Molecular Remodeling of Cancer-Associated Fibroblasts in Breast Cancer Patients Receiving Anti–PD-1 Immunotherapy

KHANH VAN DO^*Van An TranAnh Duc PhamTrang Thu MacThang Luong PHAMHan Ngoc Do

• Phenikaa University, Hanoi, Vietnam

Cancer-associated fibroblasts (CAFs) are integral components of the tumor microenvironment that modulate the response to immune checkpoint inhibitors, particularly in breast cancer. However, the specific roles of CAF subtypes in regulating the efficacy of anti-PD-1 therapy remain poorly elucidated.
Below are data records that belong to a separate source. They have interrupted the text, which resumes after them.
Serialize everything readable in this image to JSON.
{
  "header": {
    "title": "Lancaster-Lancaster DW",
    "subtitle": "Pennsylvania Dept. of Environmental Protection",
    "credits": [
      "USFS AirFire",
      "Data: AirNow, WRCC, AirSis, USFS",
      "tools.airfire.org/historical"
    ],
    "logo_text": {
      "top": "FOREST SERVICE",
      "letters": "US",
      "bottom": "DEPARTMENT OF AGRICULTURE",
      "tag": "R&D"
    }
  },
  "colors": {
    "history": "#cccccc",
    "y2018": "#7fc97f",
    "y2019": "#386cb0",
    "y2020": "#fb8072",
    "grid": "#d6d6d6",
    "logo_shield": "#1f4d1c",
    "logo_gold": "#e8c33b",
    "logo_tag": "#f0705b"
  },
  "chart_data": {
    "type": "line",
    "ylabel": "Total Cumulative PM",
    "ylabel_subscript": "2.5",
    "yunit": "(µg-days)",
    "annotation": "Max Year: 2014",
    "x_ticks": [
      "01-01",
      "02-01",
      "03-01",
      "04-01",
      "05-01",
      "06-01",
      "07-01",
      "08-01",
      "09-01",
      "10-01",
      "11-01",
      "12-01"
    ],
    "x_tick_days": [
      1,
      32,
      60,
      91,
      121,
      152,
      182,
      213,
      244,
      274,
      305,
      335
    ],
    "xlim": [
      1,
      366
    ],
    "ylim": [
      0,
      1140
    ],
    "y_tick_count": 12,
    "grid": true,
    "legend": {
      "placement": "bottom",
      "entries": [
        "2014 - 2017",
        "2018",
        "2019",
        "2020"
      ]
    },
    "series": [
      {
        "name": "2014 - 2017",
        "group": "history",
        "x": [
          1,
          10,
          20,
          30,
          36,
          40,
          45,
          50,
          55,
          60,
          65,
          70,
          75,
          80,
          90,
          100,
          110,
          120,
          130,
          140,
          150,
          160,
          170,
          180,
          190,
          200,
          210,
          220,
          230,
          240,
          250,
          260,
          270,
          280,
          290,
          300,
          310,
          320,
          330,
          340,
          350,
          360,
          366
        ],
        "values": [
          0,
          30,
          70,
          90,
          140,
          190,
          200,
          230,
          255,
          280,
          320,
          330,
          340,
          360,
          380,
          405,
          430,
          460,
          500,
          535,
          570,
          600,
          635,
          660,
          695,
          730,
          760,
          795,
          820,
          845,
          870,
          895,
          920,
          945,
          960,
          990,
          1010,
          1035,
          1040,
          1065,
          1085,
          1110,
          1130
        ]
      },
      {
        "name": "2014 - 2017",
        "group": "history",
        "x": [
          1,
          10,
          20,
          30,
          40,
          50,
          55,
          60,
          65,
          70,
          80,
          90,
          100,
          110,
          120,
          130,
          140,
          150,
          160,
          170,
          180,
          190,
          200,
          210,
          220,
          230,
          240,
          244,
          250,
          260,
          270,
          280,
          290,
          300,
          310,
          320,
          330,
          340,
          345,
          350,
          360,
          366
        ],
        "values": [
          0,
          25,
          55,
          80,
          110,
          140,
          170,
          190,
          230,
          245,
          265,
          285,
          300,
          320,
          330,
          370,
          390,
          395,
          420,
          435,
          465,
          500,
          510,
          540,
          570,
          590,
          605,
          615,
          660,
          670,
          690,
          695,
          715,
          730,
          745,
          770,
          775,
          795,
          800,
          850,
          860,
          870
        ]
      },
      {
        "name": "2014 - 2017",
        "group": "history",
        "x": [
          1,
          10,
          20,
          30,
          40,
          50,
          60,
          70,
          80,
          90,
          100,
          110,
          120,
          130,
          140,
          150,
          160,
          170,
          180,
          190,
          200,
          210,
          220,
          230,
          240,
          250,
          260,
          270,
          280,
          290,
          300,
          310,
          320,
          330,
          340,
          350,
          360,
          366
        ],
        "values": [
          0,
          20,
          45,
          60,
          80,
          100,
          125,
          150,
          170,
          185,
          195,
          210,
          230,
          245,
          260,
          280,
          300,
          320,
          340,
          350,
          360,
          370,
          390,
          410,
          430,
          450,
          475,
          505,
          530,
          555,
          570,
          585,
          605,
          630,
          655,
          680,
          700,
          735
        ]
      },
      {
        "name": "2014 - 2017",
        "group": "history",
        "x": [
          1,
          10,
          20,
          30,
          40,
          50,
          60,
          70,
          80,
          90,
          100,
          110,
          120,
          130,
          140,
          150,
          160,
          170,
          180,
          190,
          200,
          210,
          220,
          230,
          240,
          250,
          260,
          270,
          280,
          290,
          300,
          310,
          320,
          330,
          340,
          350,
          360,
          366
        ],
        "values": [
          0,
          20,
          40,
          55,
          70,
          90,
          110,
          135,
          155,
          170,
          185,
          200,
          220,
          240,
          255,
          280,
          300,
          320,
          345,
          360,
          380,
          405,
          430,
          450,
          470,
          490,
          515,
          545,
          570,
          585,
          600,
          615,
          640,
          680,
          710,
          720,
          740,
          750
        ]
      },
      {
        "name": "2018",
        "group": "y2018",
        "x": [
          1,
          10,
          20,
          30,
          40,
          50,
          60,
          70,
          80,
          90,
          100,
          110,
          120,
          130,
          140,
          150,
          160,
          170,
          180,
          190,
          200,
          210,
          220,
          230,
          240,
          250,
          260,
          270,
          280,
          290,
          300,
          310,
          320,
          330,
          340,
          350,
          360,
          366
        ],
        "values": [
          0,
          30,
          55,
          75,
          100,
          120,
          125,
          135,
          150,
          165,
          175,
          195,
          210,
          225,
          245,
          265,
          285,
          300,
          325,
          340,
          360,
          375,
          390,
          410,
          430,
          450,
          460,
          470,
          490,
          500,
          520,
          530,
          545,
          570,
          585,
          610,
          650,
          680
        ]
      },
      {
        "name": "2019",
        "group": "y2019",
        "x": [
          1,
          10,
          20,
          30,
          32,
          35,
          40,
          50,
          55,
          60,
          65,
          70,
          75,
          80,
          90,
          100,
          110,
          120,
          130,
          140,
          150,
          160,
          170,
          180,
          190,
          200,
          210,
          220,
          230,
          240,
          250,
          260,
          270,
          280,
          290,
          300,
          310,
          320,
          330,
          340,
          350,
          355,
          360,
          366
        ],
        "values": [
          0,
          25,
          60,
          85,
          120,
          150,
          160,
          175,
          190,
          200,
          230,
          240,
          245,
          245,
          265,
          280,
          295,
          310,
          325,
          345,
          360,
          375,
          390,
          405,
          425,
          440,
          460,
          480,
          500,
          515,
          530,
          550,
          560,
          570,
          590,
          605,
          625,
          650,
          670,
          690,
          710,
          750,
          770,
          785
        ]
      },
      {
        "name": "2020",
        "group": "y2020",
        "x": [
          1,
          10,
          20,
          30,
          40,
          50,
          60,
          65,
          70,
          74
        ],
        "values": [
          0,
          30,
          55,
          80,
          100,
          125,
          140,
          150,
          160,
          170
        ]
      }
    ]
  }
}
In this study, we reanalyzed single-cell RNA sequencing data from breast cancer patients treated with anti-PD-1 inhibitors to identify CAF subtypes and characterize their molecular signatures. Four distinct CAF subtypes were identified: vascular CAFs (vCAF), myofibroblastic CAFs (myCAF), inflammatory CAFs (iCAF), and antigen-presenting CAF-like (apCAF-like) cells. Spatial transcriptomics mapping revealed that these subtypes occupy distinct anatomical niches, with myCAFs localized to fibrotic stromal regions and iCAFs found within immune-rich, inflamed areas. Our results demonstrate that clinical response to anti-PD-1 therapy is associated with divergent stromal interaction trajectories. In responders, stromal remodeling occurs, characterized by the functional re-education of iCAFs and the concurrent disarmament of vCAF and myCAF populations. Notably, iCAFs transition to a pro-inflammatory CXCL9-CXCR3 axis during treatment, facilitating immune recruitment and enhancing T-cell infiltration. This shift is accompanied by the attenuation of tumor-protective signals, which otherwise safeguard malignant cells. In contrast, resistance in non-responders is linked to stromal fortification, where CAFs sustain protective networks around the tumor niche. Therapeutic resistance is marked by a broad-spectrum suppressive response, driven by the apCAF-like-derived THBS2-CD47 axis and the pathological intensification of the vCAF-derived CXCL12-CXCR4 axis. These pathways are associated with dysfunctional lymphoid sequestration and the recruitment of immunosuppressive cell populations, such as plasmacytoid dendritic cells. Collectively, these findings highlight the critical role of CAF heterogeneity and spatial organization in modulating the response to anti-PD-1 therapy. Targeting subtype-specific stromal modules may represent a promising therapeutic strategy to enhance the efficacy of immunotherapy in breast cancer.